There was another awkward silence. I said, “My favourite track of theirs is ‘I Get Along Without You.”

“Very well,” he said. “The full title is “I Get Along Without You Very Well.”

He had a peculiarly vacant stare – like a pair of eyes seeing for the first time. I decided to ask him about about ‘Surf's Up’, which was in the news right then. He sparked to life again and he talked for maybe two or three minutes about it. He wandered off the subject from time to time but mostly he spoke normally, albeit with that stuttering delivery. Then the orange bloke looked at his watch and squeezed Brian’s shoulder.

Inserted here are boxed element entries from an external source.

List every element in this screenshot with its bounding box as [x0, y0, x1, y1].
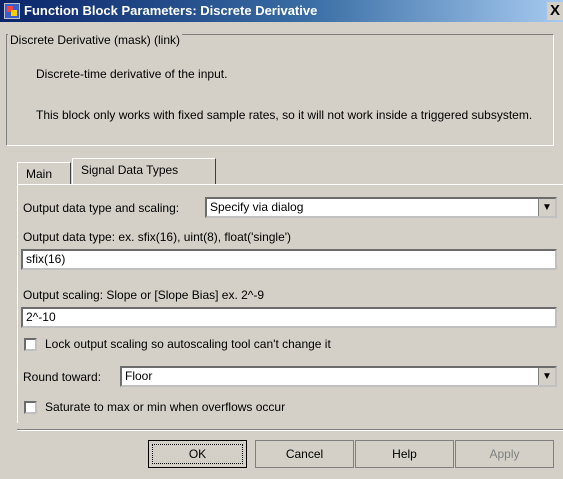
output-dtype-scaling-label: Output data type and scaling: — [23, 201, 180, 215]
output-dtype-scaling-select[interactable]: Specify via dialog ▼ — [205, 197, 557, 218]
chevron-down-icon[interactable]: ▼ — [538, 368, 555, 385]
output-dtype-field[interactable]: sfix(16) — [21, 249, 557, 270]
mask-legend: Discrete Derivative (mask) (link) — [8, 33, 183, 47]
title-bar: Function Block Parameters: Discrete Deri… — [0, 0, 563, 22]
round-toward-label: Round toward: — [23, 370, 102, 384]
saturate-checkbox[interactable] — [24, 401, 37, 414]
apply-button: Apply — [455, 440, 554, 468]
output-scaling-label: Output scaling: Slope or [Slope Bias] ex… — [23, 288, 265, 302]
divider — [17, 429, 563, 431]
mask-group — [6, 34, 554, 146]
description-line-2: This block only works with fixed sample … — [36, 108, 533, 122]
simulink-block-icon — [4, 3, 20, 19]
description-line-1: Discrete-time derivative of the input. — [36, 67, 228, 81]
round-toward-select[interactable]: Floor ▼ — [120, 366, 557, 387]
ok-button[interactable]: OK — [148, 440, 247, 468]
output-scaling-field[interactable]: 2^-10 — [21, 307, 557, 328]
tab-signal-data-types[interactable]: Signal Data Types — [72, 158, 216, 184]
cancel-button[interactable]: Cancel — [255, 440, 354, 468]
chevron-down-icon[interactable]: ▼ — [538, 199, 555, 216]
output-dtype-label: Output data type: ex. sfix(16), uint(8),… — [23, 230, 292, 244]
window-title: Function Block Parameters: Discrete Deri… — [24, 3, 318, 18]
help-button[interactable]: Help — [355, 440, 454, 468]
round-toward-value: Floor — [125, 369, 153, 383]
lock-scaling-label: Lock output scaling so autoscaling tool … — [45, 337, 331, 351]
saturate-label: Saturate to max or min when overflows oc… — [45, 400, 286, 414]
output-dtype-scaling-value: Specify via dialog — [210, 200, 304, 214]
close-button[interactable]: X — [547, 2, 563, 20]
tab-panel — [17, 184, 563, 423]
tab-main[interactable]: Main — [17, 162, 71, 184]
focus-rect — [152, 444, 243, 464]
lock-scaling-checkbox[interactable] — [24, 338, 37, 351]
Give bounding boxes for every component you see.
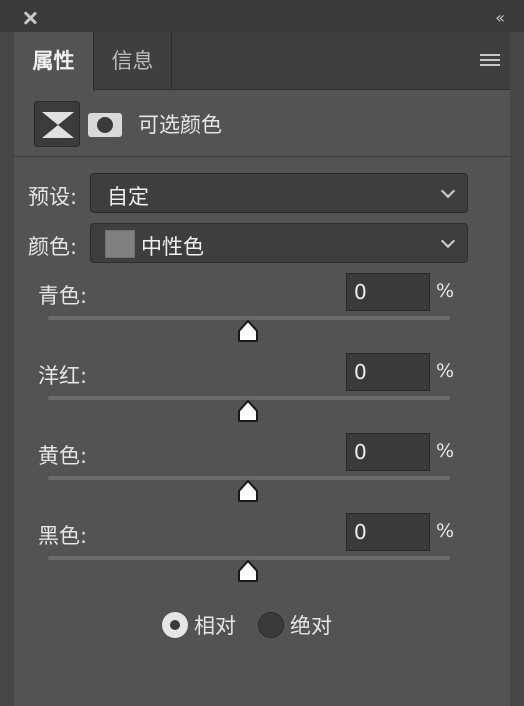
panel-border-left (0, 32, 14, 706)
tab-info[interactable]: 信息 (94, 32, 172, 90)
absolute-radio[interactable] (258, 612, 284, 638)
colors-value: 中性色 (141, 235, 204, 259)
black-label: 黑色: (38, 524, 88, 548)
yellow-label: 黄色: (38, 444, 88, 468)
colors-dropdown[interactable]: 中性色 (90, 223, 468, 263)
cyan-value-input[interactable] (346, 273, 430, 311)
adjustment-title: 可选颜色 (138, 113, 222, 137)
selective-color-adjustment-icon[interactable] (34, 101, 80, 147)
yellow-slider-thumb[interactable] (235, 479, 261, 503)
close-icon[interactable] (22, 10, 38, 26)
tab-bar: 属性 信息 (14, 32, 510, 91)
color-swatch (105, 230, 135, 258)
panel-title-bar: ‹‹ (0, 0, 524, 32)
chevron-down-icon (440, 183, 456, 199)
yellow-value-input[interactable] (346, 433, 430, 471)
chevron-down-icon (440, 233, 456, 249)
double-chevron-left-icon[interactable]: ‹‹ (495, 8, 505, 27)
black-value-input[interactable] (346, 513, 430, 551)
relative-label: 相对 (194, 614, 236, 638)
panel-border-right (510, 32, 524, 706)
magenta-slider-thumb[interactable] (235, 399, 261, 423)
preset-value: 自定 (107, 185, 149, 209)
magenta-value-input[interactable] (346, 353, 430, 391)
magenta-percent-unit: % (436, 360, 455, 382)
relative-radio-option[interactable]: 相对 (162, 610, 242, 640)
magenta-label: 洋红: (38, 364, 88, 388)
cyan-label: 青色: (38, 284, 88, 308)
relative-radio[interactable] (162, 612, 188, 638)
layer-mask-icon[interactable] (88, 113, 122, 137)
tab-properties[interactable]: 属性 (14, 32, 94, 91)
adjustment-header: 可选颜色 (14, 91, 510, 157)
cyan-slider-thumb[interactable] (235, 319, 261, 343)
preset-dropdown[interactable]: 自定 (90, 173, 468, 213)
cyan-percent-unit: % (436, 280, 455, 302)
colors-label: 颜色: (28, 235, 78, 259)
absolute-label: 绝对 (290, 614, 332, 638)
hamburger-menu-icon[interactable] (480, 54, 500, 68)
black-percent-unit: % (436, 520, 455, 542)
properties-panel: 属性 信息 可选颜色 预设: 自定 颜色: 中性色 青色: % 洋红: % (14, 32, 510, 706)
preset-label: 预设: (28, 185, 78, 209)
black-slider-thumb[interactable] (235, 559, 261, 583)
yellow-percent-unit: % (436, 440, 455, 462)
absolute-radio-option[interactable]: 绝对 (258, 610, 338, 640)
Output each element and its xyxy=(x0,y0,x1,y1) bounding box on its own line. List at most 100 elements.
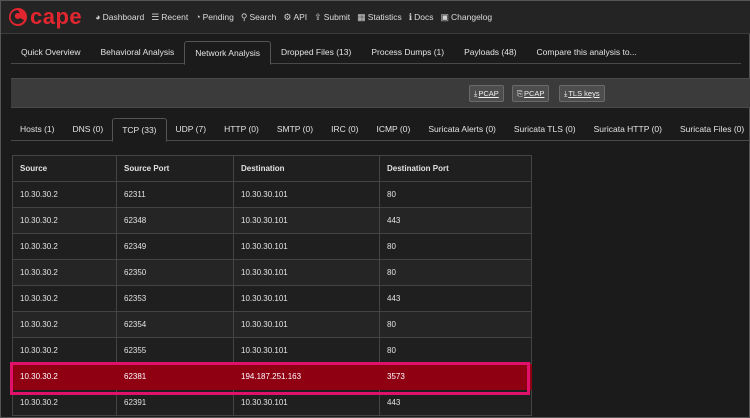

As if flicking on a switch, Brian rose to leave , but he wasn’t quite finished with me yet;

"Humour," he said. “That’s what I’m interested in now.” Then, with genuine feeling, "Humour – is what keeps me going".

He reached into his pocket and pulled something out . He held whatever it was in his cupped hands like it was some priceless jewel. I felt kind of privileged to be sharing his secret with. Proudly he revealed – a small portable tape recorder.

Then he leaned down to my level and spoke gently in my ear, "You see this tape recorder? Well every morning when I wake up, the very first thing I do is turn on this tape recorder".

He paused as if for dramatic effect…

“And then I tell a joke into it.”

Now he was really animated, as if this was the most exciting thing anyone could ever imagine,

“Then…’ Another dramatic pause.

‘…I wait a coupla minutes.” His voice was a whisper now.

“I wait just a coupla minutes... and then!… I play it back!….

‘AND MAN DO I LAUGH!"

A broad smile spread over his face. “Really,” I said, “that’s great.” I couldn’t think of any otyher way to reply .

The psychiatrist, obviously impatient by now, grabbed him by the shoulders and spun him round.

"That’s enough Brian! It's time we were going now!"

Brian shook my hand again and the two of them melted back into the crowd. I was left to reflect on my meeting with one of the true geniuses of pop music.